Corona-Krise

Neuköllner Pflegekräfte schreiben Brandbrief

Bei den „Helden des Alltags“ hat sich viel Wut angestaut auch bei Pflegekräften des Klinikums Neukölln.

Ein Intensivbett auf einer Intensivstation (Symbolbild).

Ein Intensivbett auf einer Intensivstation (Symbolbild).

Foto: Ronald Bonß / dpa

Berlin. Geboren wurde die Idee in einer Chatgruppe unter Pflegekräften des Vivantes Klinikums Neukölln. Am Donnerstagmorgen war der Punkt erreicht, dass jemand meinte, sie sollten einen Brandbrief schreiben. Sie schickten Sätze und Formulierungen hin und her und einigten sich auf eine Version, hinter der alle Beteiligten stehen können. Der Brief liegt der Berliner Morgenpost vor und was nach der Anrede „Liebe Politiker Deutschlands“ kommt, zeigt die Wut, die sich in den vergangenen Wochen bei diesen „Helden des Alltags“, wie sie heute gern genannt werden, angestaut hat.
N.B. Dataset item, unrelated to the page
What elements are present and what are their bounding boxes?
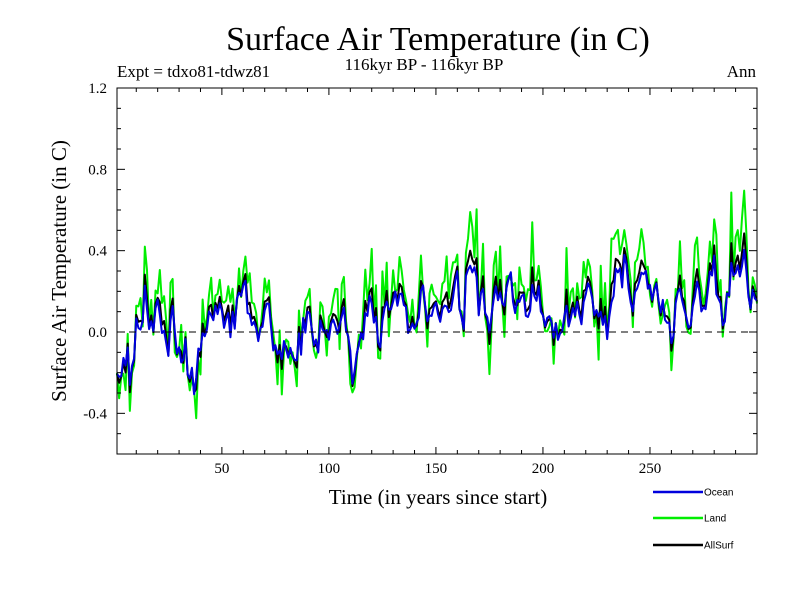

„Wir, das Gesundheitssystem, sind krank, wir können nicht mehr!“, schreiben sie. „Ich bin so unfassbar wütend!“ Schon vor der Corona-Krise sei es oft so gewesen, dass zwei Pflegekräfte für eine gesamte Station zuständig waren, aber da Leasing-Kräfte nicht verlängert würden, sehe es so aus, als seien sie jetzt bald allein für 50 Patienten zuständig. „Nicht genug, dass wir Pflegenden euch seit Jahren vollkommen egal sind, dass es lange kaum Übernahmen nach der Ausbildung gab, dass wir am finanziellen Existenzminimum arbeiten (...) und immer weniger Zeit am Patienten haben (...) – Jetzt echt noch das?“

Coronavirus – „Wir fehlen auf unseren eigenen Stationen“

Mit „das“ meinen sie die Corona-Krise, die zusätzliche Belastung für die Pflegekräfte bedeutet. „Wir werden auf Intensivstationen verliehen und fehlen auf unseren eigenen Stationen, wir bekommen einen (!) Stoffmundschutz pro Mitarbeiter, der eine komplette Schicht getragen werden und dann zu Hause gewaschen werden soll (...).“ Der Brief endet mit einem beinahe verzweifelten Appell: „Ihr habt eine Verantwortung! Handelt endlich entsprechend!“

Ein Mitarbeiter, der nicht namentlich genannt werden will, spricht gegenüber der Berliner Morgenpost von chaotischen Zuständen. „Es ist schon versäumt worden, einen Corona-Verdacht bei der Übergabe mitzuteilen, weil schlicht zuviel zu tun ist“, sagt er. Außerdem sei die Schutzkleidung nicht ausreichend für einen medizinischen Beruf. „Was ist, wenn wir uns infizieren und ausfallen?“ Er habe schwangere Kolleginnen und solche mit Kindern zu Hause. Die Stationsleitung stehe hinter ihnen, sagt er. Den Dank der Kanzlerin und der klatschenden Menschen auf Balkonen habe er mitbekommen. Aber er vermisse eine Wertschätzung einer Arbeit, die sozusagen „an der Front“ stattfindet.